The UN said that Muslim homes have been targeted with "brutaEl efficiency" in deadly new unrest in Myanmar.
The UN said that Muslim homes have been targeted with "brutaEl efficiency" in deadly new unrest in Myanmar.
UN envoy, Vijay Nambiar, who has just been to the troubled country said on Tuesday that "incendiary propaganda" had been used to stir unrest between Buddhist and Muslim communities which has erupted again in recent days.
"It seemed to have been done, in a sense, in almost a kind of brutal efficiency," Nambiar told reporters at UN headquarters from Thailand.
He said he went to shelters in Meiktila where almost 9,000 people had sought protection. About 23 people have been detained in the town, which is about 130 kilometers (80 miles) north of the capital Naypyidaw, the envoy added.
"Most of the people I spoke to tended to suggest the attacks were perpetrated by people they did not really recognize, and they may have been outsiders.

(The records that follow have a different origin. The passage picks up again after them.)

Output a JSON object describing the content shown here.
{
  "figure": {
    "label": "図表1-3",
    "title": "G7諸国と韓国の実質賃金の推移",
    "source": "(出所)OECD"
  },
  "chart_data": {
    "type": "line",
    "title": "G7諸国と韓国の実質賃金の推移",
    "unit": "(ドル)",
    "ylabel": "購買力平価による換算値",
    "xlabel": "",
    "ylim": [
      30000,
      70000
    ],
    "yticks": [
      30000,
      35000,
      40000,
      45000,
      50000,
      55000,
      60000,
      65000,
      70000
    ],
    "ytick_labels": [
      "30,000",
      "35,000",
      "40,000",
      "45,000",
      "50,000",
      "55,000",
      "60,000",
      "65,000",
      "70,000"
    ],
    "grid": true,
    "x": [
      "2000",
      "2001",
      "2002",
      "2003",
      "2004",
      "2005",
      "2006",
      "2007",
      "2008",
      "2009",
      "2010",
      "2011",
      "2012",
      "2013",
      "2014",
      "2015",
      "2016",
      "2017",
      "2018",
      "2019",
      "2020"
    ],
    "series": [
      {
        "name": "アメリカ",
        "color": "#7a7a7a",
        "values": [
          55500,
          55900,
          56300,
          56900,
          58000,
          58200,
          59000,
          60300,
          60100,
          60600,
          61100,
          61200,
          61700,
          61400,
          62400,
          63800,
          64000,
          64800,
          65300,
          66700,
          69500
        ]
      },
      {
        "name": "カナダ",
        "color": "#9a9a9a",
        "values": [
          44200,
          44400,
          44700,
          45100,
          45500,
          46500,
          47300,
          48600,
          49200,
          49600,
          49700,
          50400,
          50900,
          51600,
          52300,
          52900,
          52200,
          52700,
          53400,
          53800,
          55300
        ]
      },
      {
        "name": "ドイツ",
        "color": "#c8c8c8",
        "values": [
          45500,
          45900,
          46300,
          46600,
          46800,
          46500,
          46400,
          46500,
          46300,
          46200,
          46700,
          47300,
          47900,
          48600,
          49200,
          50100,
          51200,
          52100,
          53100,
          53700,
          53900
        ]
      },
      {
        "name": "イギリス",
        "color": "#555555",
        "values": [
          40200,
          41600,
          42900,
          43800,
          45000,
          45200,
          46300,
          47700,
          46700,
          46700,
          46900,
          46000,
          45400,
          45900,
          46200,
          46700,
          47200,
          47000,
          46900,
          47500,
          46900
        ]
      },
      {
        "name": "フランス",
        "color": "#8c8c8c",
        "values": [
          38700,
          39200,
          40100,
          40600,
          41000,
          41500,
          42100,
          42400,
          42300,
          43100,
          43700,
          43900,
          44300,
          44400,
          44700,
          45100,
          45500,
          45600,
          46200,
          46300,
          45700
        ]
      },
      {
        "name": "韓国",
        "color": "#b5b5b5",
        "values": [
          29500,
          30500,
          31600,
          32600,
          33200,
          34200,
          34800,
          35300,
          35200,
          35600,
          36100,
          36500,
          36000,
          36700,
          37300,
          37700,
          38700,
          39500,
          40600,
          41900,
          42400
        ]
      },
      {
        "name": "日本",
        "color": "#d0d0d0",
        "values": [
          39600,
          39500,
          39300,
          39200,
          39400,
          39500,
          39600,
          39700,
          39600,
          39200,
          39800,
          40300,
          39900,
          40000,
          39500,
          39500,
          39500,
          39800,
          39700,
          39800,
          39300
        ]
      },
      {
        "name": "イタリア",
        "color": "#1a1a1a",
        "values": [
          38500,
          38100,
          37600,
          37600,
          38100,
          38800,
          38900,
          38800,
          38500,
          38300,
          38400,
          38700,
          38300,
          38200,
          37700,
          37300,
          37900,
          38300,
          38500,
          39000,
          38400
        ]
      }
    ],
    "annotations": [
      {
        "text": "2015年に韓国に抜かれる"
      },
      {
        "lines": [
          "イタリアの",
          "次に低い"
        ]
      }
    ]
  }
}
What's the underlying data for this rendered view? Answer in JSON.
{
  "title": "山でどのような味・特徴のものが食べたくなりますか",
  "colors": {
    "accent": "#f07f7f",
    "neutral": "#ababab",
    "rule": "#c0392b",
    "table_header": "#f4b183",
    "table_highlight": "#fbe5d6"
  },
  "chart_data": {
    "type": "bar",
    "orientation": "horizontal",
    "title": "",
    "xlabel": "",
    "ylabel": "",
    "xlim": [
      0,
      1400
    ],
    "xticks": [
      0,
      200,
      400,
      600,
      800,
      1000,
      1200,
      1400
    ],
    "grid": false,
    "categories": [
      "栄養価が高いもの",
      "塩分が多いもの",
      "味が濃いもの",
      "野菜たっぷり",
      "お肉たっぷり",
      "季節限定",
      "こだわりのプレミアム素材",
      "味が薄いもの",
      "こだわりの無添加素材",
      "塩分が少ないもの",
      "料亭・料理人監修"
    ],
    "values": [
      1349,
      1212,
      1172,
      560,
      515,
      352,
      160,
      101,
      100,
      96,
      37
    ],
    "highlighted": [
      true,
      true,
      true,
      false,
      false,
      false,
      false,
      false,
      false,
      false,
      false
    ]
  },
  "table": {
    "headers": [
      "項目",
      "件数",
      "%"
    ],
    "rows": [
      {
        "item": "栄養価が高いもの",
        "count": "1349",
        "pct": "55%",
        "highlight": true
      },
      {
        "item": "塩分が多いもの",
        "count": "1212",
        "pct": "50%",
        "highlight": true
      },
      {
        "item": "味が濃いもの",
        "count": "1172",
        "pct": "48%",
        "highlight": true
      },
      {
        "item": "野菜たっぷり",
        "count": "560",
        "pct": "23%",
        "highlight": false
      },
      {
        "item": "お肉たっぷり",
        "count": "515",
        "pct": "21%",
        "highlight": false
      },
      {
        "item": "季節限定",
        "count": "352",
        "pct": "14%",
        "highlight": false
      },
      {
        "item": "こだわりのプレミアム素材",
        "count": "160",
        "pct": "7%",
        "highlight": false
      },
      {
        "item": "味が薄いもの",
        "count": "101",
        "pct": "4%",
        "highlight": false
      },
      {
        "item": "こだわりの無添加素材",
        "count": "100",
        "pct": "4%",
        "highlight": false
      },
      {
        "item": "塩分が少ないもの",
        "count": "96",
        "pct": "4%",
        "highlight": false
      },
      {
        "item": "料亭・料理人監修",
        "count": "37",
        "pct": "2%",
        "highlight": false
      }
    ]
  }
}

But clearly they were targeted," Nambiar said.
The envoy said some "insightful" articles had been written by Buddhist elements. "Clearly there has been a fair amount of incendiary propaganda which has been going on amongst the various communities, which heightened the feeling between them," Nambiar added.
The UN envoy has just been on a visit to Myanmar during which he met President Thein Sein and was taken to Meiktila where mosques were burned and charred bodies left in the streets in violence that started March 20.
Nambiar added that Thein Sein had been "very firm in saying that firm action" would be taken against the perpetrators and to stop the spread of the violence.
Since the attacks in Meiktila, the Buddhist-Muslim violence has spread this week to towns closer to the main city of Yangon.